The government wants to create a fully engineered new site for construction waste at Turkeyland in Malew - and it had hoped to also use that site as an interim facility - but no detailed plans have been submitted.
It is an embarrassment for the minister, who is MHK for Ayre and Michael, the Keys constituency in which the tip is located.
He has previously stuck to a December 31 deadline for closure, while previously refusing to publish the advice that led to that decision.
And only days before the U-turn, in response to a question about whether the Bride tip was still going to close at the end of next week, Mr Baker told Tynwald that the Department for Infrastructure was waiting for a decision on an interim replacement for the tip, following a ’quick quote’.
But when Daphne Caine (Garff) raised the issue again as an urgent question in the Keys, asking what interim arrangements were in place for the disposal of construction waste from January 1, he had to admit that Wright’s Pit North would remain open.
’The results of the quick quote have now been analysed,’ he said. ’They have indicated that there is no suitable on-island facility, which is both affordable and compliant, with all the relevant approvals and licences.
’The department has therefore determined that, in the light of this information, there will be a requirement to seek approval to extend the operating life of Wright’s Pit North as an interim measure.’
He said the quick quote responses revealed that it would cost £936,000 to use an interim facility and that cost could not be justified.

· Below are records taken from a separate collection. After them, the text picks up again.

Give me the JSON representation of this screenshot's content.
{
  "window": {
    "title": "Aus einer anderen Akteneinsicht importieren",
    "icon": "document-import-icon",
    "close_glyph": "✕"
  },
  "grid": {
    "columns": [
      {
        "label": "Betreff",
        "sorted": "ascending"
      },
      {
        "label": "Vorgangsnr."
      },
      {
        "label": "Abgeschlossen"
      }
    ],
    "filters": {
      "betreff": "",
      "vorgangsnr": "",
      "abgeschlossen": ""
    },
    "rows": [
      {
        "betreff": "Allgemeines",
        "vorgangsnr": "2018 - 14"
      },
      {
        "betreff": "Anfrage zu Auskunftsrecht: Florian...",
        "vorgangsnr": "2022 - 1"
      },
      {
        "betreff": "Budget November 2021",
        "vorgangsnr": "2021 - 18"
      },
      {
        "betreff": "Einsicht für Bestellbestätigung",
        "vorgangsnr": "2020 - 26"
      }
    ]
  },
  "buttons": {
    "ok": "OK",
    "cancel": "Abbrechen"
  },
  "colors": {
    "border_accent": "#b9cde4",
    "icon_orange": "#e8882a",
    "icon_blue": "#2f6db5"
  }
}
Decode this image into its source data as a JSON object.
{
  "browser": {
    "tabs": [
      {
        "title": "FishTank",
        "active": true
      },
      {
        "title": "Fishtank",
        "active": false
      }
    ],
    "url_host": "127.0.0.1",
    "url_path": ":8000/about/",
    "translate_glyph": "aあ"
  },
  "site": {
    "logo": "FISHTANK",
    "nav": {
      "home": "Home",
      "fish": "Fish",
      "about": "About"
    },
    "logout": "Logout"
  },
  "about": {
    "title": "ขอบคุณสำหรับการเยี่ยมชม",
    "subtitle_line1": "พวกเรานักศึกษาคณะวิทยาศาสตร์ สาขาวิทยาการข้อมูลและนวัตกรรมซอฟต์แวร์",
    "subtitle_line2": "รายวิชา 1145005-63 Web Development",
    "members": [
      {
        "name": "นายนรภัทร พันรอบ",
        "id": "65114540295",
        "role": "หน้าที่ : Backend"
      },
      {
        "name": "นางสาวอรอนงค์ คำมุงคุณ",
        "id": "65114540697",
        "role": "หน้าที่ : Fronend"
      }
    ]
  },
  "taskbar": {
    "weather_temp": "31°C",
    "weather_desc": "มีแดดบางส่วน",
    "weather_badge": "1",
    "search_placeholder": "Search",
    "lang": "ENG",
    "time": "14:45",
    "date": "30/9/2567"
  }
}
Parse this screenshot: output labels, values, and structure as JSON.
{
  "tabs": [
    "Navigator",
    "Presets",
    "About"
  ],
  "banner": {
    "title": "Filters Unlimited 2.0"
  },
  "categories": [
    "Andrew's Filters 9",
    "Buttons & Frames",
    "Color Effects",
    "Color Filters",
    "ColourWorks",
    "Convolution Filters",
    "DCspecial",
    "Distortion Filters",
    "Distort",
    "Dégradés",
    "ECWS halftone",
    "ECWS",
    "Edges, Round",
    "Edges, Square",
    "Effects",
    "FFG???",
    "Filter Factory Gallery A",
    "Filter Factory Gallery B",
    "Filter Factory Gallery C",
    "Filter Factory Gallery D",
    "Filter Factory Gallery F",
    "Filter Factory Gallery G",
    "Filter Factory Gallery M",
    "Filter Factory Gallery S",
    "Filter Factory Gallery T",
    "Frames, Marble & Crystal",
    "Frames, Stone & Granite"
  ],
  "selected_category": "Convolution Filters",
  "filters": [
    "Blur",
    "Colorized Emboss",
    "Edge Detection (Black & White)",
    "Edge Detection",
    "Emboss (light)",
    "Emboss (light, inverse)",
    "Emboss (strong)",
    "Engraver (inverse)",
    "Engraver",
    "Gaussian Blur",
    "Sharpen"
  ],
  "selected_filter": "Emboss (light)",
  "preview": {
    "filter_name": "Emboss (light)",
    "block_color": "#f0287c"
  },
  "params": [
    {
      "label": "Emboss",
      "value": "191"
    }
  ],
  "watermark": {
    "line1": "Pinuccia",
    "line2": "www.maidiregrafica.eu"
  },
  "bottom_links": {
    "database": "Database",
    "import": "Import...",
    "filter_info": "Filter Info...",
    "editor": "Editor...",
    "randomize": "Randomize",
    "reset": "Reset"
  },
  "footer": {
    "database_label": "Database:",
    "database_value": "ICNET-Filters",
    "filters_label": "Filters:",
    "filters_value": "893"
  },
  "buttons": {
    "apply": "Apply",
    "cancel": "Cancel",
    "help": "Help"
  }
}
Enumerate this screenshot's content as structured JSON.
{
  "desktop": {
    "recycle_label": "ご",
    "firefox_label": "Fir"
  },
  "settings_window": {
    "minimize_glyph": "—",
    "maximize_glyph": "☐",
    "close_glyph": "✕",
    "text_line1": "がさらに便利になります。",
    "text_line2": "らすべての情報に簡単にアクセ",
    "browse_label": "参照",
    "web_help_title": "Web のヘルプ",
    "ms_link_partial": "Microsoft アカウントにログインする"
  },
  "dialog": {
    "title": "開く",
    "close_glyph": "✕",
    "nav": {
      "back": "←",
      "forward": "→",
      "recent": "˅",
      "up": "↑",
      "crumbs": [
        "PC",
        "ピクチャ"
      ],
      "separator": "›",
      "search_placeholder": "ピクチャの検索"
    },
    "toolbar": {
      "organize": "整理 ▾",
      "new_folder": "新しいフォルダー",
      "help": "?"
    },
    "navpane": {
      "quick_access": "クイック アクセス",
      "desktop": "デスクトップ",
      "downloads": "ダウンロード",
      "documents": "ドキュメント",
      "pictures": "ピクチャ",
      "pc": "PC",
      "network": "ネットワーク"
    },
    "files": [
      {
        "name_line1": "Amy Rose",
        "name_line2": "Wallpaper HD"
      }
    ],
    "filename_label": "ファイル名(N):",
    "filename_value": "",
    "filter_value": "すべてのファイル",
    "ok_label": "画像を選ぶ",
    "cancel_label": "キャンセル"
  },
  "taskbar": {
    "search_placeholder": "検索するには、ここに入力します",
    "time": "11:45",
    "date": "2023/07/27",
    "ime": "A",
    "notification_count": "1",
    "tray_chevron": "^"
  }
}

The DoI would ensure ’all the necessary approvals are in place’ to allow operations to continue at Wright’s Pit North, he said
Mr Baker admitted: ’I fully appreciate this is not the option that I had identified in earlier debates on this issue.
’Given the results of the quick quote exercise, it is now the only feasible option available to the department, which will, in compliance with the waste strategy, provide a safe disposal route for these materials for the immediate period, thus providing much-needed certainty and clarity for the instruction sector.’
He insisted the DoI was committed to developing a ’fully engineered, strategic waste facility’ elsewhere in the island to be operational with 18 months, at which point Wright’s Pit North would be closed and the land restored.
Asked to identify the site the department had in mind, he said it was Turkeyland.
Mrs Caine welcomed the ’a commonsense’ decision to extend the use of Wright’s Pit but branded the DoI ’dysfunctional’.
’It does beg the question, why was this left to the last-minute when I believe planning permission for the disposal facility at Wright’s Pit North was extended to the end of this year to enable the department to provide that long-term solution to problematic construction waste?’ she said.
’Surprise, surprise, there is nowhere suitable.’
The minister insisted a replacement landfill site remained a government commitment, but it had not been possible to submit a planning application.
But he accepted: ’It is unsatisfactory.’
The quick quote process began in November, he said, and closed on December 11, with quotes received from three companies.
But none of them came up with an option at a suitable price.
He hit back at Mrs Caine’s criticism.
’The department is not dysfunctional but it has, however, got itself in a situation here that is less than ideal.’
The minister pledged Wright’s Pit North would be open when the construction industry swings back into action in January. He said planners had deemed it acceptable to continue to use the site while a new application was made for continued use of the tip.